Lochaber alloy wheel plan on hold until Brexit 'clarity'
- Published
A company planning to manufacture alloy wheels in the Highlands says it needs a "moment of clarity" on the future of car-making in the UK before proceeding.
The plan formed part of GFG Alliance's £120m expansion of its Lochaber Smelter near Fort William.
GFG said the project was ready to start but needed to know car-makers would stay in the UK after Brexit to support its alloy wheels plan.
It is exploring other uses for liquid aluminium from the smelter.
These including products for the construction industry and using the aluminium for making water bottles.
GFG Alliance said it remained committed to "downstream manufacturing" at the 90-year-old west Highlands smelter and hydro power site.
Acquired by GFG Alliance three years ago, the plant produces up to 50,000 tonnes of aluminium annually.

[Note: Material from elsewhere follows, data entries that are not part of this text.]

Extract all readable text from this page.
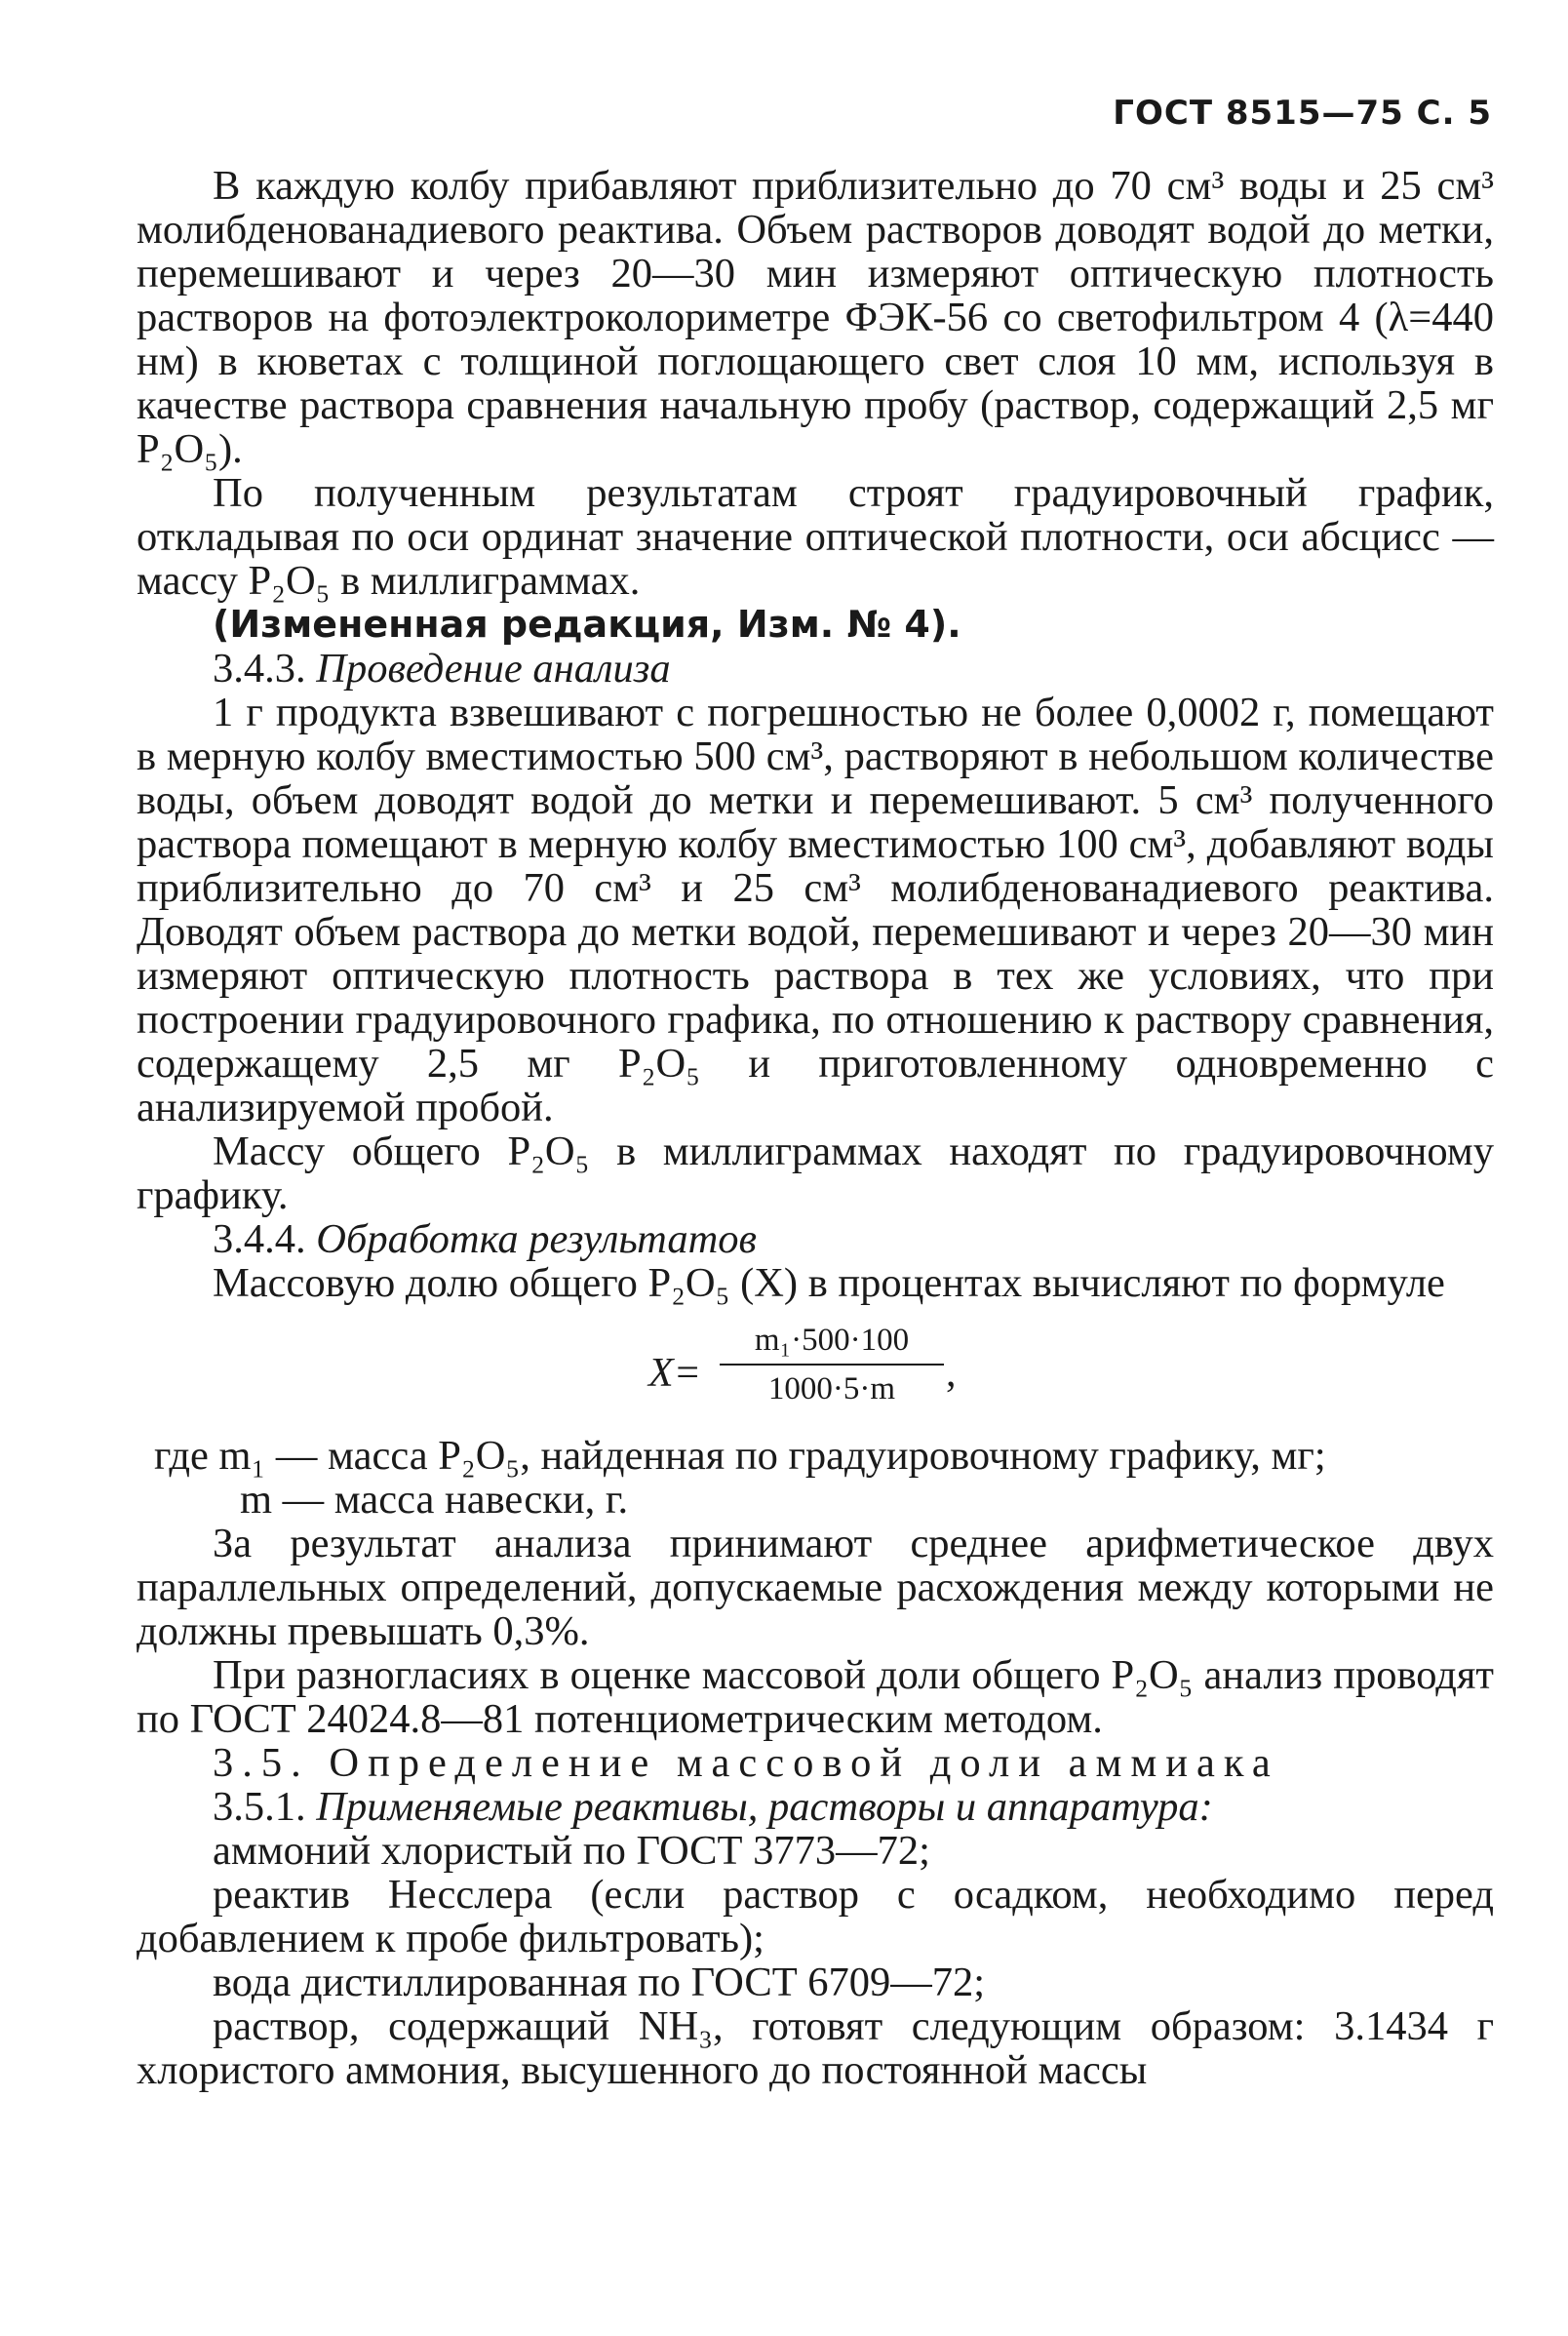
ГОСТ 8515—75 С. 5

В каждую колбу прибавляют приблизительно до 70 см³ воды и 25 см³ молибденованадиевого реактива. Объем растворов доводят водой до метки, перемешивают и через 20—30 мин измеряют оптическую плотность растворов на фотоэлектроколориметре ФЭК-56 со светофильтром 4 (λ=440 нм) в кюветах с толщиной поглощающего свет слоя 10 мм, используя в качестве раствора сравнения начальную пробу (раствор, содержащий 2,5 мг P₂O₅).

По полученным результатам строят градуировочный график, откладывая по оси ординат значение оптической плотности, оси абсцисс — массу P₂O₅ в миллиграммах.

(Измененная редакция, Изм. № 4).

3.4.3. Проведение анализа

1 г продукта взвешивают с погрешностью не более 0,0002 г, помещают в мерную колбу вместимостью 500 см³, растворяют в небольшом количестве воды, объем доводят водой до метки и перемешивают. 5 см³ полученного раствора помещают в мерную колбу вместимостью 100 см³, добавляют воды приблизительно до 70 см³ и 25 см³ молибденованадиевого реактива. Доводят объем раствора до метки водой, перемешивают и через 20—30 мин измеряют оптическую плотность раствора в тех же условиях, что при построении градуировочного графика, по отношению к раствору сравнения, содержащему 2,5 мг P₂O₅ и приготовленному одновременно с анализируемой пробой.

Массу общего P₂O₅ в миллиграммах находят по градуировочному графику.

3.4.4. Обработка результатов

Массовую долю общего P₂O₅ (X) в процентах вычисляют по формуле

X=
m₁·500·100
1000·5·m	,

где m₁ — масса P₂O₅, найденная по градуировочному графику, мг;

m — масса навески, г.

За результат анализа принимают среднее арифметическое двух параллельных определений, допускаемые расхождения между которыми не должны превышать 0,3%.

При разногласиях в оценке массовой доли общего P₂O₅ анализ проводят по ГОСТ 24024.8—81 потенциометрическим методом.

3.5. Определение массовой доли аммиака

3.5.1. Применяемые реактивы, растворы и аппаратура:

аммоний хлористый по ГОСТ 3773—72;

реактив Несслера (если раствор с осадком, необходимо перед добавлением к пробе фильтровать);

вода дистиллированная по ГОСТ 6709—72;

раствор, содержащий NH₃, готовят следующим образом: 3.1434 г хлористого аммония, высушенного до постоянной массы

The takeover safeguarded jobs at the site.
Production of alloy wheels had been expected to start next year.
Jay Hambro, of the GFG Alliance, said the project was "oven ready" and much of the preparation work had already been done.
He told BBC Radio's Good Morning Scotland programme: "We've been working very closely with Highland Council to get planning permission for our site.
"We've been working very closely with lots of manufacturers of the equipment, so are ready to go but just need a moment of clarity as to the future and then will push the button."
GFG company Liberty would manufacture the wheels.
Under this plan, aluminium from the nearby Lochaber Smelter would be used to manufacture up to two million wheels a year for the UK car industry.
The site would be capable of supplying at least one fifth of all the wheels required by UK vehicle manufacturers, according to GFG.
The car industry has been issuing warnings over Brexit.
UK car production could be cut by more than a third if the UK withdraws from the EU without an "ambitious" trade deal, an industry body warned last month.
Analysis commissioned by the Society of Motor Manufacturers and Traders (SMMT) predicts that falling back on World Trade Organisation (WTO) rules would add £3.2bn a year to car making costs.
Car prices would rise and annual output could fall to as little as one million by 2024, the data by AutoAnalysis said.
The UK made 1.52 million cars in 2018.